Consumers should always be given the ability to opt in to receive marketing communications rather than being opted in automatically.

I’m quite confused about this promotion from Hammond Food Oils on its bottles of Borderfields Rapeseed Oil. The prize is a week in a Tuscan villa for 7 people, which sounds great, especially with a meal prepared by Stella Severini thrown in. However, the Borderfields brand is all about the British countryside, not Italy. Introducing Tuscany into the mix can easily lead consumers into thinking that this is an Italian oil.

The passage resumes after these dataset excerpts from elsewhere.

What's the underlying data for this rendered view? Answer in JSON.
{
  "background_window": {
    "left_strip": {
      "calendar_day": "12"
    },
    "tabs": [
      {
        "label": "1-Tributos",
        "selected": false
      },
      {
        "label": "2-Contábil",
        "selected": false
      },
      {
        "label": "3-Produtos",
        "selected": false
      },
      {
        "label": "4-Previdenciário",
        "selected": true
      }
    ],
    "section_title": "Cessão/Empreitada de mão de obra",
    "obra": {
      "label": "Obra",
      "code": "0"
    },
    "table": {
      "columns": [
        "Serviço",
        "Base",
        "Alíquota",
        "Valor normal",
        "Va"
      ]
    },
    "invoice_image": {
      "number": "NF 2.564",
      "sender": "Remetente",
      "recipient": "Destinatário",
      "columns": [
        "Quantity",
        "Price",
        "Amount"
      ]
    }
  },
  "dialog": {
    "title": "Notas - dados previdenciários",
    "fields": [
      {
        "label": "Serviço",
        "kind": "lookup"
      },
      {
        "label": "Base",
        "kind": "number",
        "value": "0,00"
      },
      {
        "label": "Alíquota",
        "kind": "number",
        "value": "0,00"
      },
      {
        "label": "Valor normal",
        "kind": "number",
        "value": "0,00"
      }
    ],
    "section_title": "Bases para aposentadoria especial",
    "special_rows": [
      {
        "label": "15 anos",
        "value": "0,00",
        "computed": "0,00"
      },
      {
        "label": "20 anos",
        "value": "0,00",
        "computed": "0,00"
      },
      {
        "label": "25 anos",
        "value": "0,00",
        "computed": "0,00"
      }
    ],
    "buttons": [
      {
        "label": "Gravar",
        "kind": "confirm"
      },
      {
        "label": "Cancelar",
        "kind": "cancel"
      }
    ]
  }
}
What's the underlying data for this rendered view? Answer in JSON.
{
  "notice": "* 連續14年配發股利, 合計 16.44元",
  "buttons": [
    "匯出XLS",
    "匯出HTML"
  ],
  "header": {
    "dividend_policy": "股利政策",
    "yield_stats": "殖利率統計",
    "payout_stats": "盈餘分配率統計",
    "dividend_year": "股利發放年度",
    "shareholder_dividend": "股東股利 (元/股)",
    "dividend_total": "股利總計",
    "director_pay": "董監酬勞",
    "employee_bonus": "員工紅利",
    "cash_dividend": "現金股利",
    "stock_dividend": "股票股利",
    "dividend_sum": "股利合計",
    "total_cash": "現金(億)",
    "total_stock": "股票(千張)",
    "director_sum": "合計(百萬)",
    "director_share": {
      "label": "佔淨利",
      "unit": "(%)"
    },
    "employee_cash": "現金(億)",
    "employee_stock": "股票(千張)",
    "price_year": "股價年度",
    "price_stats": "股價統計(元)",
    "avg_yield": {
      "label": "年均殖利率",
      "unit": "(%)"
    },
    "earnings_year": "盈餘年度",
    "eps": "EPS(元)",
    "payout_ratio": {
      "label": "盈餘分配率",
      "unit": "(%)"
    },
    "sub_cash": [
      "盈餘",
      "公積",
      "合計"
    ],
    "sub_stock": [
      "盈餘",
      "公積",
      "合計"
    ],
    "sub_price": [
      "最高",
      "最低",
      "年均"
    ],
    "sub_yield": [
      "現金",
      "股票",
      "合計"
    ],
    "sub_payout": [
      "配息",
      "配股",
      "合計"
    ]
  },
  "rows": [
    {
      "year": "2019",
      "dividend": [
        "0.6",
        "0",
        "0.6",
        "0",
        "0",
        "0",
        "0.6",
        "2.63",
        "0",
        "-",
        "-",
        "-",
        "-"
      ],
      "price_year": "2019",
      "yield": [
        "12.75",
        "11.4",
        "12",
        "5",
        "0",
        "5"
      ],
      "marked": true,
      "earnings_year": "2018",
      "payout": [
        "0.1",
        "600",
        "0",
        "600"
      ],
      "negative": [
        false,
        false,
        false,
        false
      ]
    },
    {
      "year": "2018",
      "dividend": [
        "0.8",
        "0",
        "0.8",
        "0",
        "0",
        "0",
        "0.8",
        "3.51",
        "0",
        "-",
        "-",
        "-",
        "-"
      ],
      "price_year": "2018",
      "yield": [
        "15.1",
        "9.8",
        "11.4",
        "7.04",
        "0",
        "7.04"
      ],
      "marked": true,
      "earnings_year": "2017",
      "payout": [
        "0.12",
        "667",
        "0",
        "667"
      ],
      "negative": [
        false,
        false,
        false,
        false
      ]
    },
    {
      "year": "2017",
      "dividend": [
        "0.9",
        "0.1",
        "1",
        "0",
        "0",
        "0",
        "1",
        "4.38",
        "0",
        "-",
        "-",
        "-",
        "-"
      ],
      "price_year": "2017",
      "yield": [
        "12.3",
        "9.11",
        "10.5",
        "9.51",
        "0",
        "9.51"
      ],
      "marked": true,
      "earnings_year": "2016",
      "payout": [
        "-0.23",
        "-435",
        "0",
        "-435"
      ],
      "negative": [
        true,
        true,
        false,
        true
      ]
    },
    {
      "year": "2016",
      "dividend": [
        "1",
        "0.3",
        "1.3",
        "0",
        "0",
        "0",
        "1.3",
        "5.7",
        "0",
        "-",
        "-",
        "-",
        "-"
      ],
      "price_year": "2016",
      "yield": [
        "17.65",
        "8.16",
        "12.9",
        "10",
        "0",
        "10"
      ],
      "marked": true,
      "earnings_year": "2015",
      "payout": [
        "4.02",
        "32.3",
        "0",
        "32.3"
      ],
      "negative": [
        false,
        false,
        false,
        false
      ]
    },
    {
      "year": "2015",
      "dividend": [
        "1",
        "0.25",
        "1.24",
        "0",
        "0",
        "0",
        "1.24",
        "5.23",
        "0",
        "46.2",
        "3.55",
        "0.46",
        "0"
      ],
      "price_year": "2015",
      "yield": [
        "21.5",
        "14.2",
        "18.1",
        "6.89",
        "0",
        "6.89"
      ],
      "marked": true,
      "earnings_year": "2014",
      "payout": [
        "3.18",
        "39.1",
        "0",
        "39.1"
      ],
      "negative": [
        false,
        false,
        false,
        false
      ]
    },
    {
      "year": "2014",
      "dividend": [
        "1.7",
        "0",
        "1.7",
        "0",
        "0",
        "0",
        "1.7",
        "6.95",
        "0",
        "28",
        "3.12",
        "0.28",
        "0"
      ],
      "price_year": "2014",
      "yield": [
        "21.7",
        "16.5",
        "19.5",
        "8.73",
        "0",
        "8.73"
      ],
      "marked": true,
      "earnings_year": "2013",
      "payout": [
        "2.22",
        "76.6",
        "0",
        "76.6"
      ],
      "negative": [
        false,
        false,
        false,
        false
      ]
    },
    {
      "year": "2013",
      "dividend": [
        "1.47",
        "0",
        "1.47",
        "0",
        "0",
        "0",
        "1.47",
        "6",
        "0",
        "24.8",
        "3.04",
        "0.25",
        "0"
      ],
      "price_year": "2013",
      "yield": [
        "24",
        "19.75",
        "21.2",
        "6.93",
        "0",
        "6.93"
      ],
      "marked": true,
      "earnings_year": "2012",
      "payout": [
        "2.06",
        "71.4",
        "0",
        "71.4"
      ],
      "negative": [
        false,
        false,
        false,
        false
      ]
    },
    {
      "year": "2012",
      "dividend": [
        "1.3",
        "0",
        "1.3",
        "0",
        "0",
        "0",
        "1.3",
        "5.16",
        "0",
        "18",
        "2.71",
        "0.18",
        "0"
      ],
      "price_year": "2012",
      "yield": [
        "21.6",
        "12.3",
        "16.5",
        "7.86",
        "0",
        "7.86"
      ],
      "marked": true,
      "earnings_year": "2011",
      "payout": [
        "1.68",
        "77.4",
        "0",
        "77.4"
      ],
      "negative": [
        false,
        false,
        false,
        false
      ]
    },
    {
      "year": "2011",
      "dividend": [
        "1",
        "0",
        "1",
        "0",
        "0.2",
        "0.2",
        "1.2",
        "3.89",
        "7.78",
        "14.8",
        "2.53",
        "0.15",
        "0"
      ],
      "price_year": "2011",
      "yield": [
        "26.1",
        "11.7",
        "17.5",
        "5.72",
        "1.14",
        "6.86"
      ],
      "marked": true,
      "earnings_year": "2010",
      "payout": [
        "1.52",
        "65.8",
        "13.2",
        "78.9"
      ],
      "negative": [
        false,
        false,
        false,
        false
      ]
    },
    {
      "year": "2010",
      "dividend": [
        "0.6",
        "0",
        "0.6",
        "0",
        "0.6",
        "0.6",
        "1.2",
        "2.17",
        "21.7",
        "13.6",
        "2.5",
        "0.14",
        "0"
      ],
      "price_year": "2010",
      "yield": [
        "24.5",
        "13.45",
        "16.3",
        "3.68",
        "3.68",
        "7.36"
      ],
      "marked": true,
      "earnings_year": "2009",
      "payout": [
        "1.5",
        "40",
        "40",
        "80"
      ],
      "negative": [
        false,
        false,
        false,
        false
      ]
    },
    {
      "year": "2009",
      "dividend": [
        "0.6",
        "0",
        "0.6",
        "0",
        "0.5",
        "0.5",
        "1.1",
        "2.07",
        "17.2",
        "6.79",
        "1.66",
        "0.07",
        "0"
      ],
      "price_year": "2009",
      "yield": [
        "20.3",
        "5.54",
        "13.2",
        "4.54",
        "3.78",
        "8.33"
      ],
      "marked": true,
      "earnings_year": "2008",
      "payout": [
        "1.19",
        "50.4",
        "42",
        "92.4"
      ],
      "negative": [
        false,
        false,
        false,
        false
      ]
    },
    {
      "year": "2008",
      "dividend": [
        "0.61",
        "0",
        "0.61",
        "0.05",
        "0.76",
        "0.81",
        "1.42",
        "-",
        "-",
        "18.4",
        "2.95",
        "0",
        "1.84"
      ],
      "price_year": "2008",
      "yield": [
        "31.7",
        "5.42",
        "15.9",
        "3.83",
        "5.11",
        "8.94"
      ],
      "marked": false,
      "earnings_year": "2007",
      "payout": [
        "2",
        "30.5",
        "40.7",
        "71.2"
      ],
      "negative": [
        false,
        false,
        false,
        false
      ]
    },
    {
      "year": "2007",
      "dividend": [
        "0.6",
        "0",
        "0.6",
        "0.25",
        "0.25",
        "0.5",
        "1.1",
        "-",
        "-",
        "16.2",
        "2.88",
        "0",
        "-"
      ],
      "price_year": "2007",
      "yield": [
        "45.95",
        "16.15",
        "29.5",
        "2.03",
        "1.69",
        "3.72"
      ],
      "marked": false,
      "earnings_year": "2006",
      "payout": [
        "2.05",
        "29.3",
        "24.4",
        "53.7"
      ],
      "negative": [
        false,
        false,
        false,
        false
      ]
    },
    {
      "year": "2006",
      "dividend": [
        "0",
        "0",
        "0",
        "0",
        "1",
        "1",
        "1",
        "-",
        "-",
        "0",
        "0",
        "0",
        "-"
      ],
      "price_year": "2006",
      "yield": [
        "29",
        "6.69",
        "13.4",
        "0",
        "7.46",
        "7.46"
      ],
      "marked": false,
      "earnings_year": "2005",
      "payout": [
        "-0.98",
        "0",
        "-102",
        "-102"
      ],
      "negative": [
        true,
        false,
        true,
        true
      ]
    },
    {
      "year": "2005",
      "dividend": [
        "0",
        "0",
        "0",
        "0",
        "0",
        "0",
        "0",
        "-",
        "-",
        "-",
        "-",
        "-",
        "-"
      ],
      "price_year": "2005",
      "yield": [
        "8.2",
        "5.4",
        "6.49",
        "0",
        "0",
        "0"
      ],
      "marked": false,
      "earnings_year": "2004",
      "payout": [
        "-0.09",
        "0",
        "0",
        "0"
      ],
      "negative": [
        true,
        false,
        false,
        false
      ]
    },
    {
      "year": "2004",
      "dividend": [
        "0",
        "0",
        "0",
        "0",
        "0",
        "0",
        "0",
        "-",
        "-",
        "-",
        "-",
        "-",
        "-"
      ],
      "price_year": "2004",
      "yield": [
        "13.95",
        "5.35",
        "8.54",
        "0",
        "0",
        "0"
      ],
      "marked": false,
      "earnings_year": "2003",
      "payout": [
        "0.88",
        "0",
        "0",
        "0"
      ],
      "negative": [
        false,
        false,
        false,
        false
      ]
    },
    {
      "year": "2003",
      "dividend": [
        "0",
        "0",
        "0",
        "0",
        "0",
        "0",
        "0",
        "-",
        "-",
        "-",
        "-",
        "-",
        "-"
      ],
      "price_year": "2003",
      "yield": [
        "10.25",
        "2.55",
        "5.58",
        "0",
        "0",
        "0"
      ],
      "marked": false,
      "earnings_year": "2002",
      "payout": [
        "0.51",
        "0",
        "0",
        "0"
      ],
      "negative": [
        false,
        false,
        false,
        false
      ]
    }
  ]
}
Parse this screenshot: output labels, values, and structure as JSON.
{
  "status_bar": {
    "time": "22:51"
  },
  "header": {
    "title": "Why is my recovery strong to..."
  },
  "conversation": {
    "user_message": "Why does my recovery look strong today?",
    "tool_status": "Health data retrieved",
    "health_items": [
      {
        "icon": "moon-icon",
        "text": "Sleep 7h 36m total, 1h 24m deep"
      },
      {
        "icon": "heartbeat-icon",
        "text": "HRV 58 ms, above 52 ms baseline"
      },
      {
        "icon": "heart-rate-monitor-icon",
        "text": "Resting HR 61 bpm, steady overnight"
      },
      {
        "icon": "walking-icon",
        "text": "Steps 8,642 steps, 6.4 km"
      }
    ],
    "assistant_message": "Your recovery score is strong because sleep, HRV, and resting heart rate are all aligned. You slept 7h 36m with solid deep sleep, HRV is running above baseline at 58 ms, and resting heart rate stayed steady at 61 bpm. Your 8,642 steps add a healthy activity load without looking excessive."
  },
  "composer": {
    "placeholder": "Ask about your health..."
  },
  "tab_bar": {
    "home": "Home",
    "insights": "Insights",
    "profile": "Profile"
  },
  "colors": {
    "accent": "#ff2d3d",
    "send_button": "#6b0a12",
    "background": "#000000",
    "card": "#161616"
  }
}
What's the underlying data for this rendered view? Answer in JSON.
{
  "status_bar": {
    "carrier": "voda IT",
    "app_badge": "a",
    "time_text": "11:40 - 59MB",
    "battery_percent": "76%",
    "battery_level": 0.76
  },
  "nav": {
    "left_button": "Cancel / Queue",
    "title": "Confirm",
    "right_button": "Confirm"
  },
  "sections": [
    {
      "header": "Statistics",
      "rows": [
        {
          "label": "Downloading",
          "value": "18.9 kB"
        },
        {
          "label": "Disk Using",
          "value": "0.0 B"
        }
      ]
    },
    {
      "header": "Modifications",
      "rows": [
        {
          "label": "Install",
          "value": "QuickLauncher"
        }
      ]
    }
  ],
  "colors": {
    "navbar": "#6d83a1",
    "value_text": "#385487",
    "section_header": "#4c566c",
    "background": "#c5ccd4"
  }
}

To enter, I went to borderfields.co.uk/enter_comp.php and filled in the entry form. Hammond Food Oils is collecting your name, address, telephone, email and a couple of optional marketing questions. Strangely, there’s no checkbox for T&Cs and no checkbox to receive marketing information. Best practice is to allow consumers to opt in to marketing communications. This is best for consumers but is also best for brands because it helps to ensure that your marketing database is filled with people who want to be there. This tactic of ‘harvesting’ consumer details is bound to lead to spam complaints from consumers. The T&Cs themselves were quite hard to find, but they’re at borderfields.co.uk/terms.php. I was surprised to read that no purchase is necessary to enter the competition as a neck collar code is a required field in the form.

Once submitted, the ‘thank you’ page appears and the consumer journey is assumed complete, but this page should ideally used to entice the consumer into more activity and brand participation so it’s a lost opportunity just to say ‘Thank you for your submission’.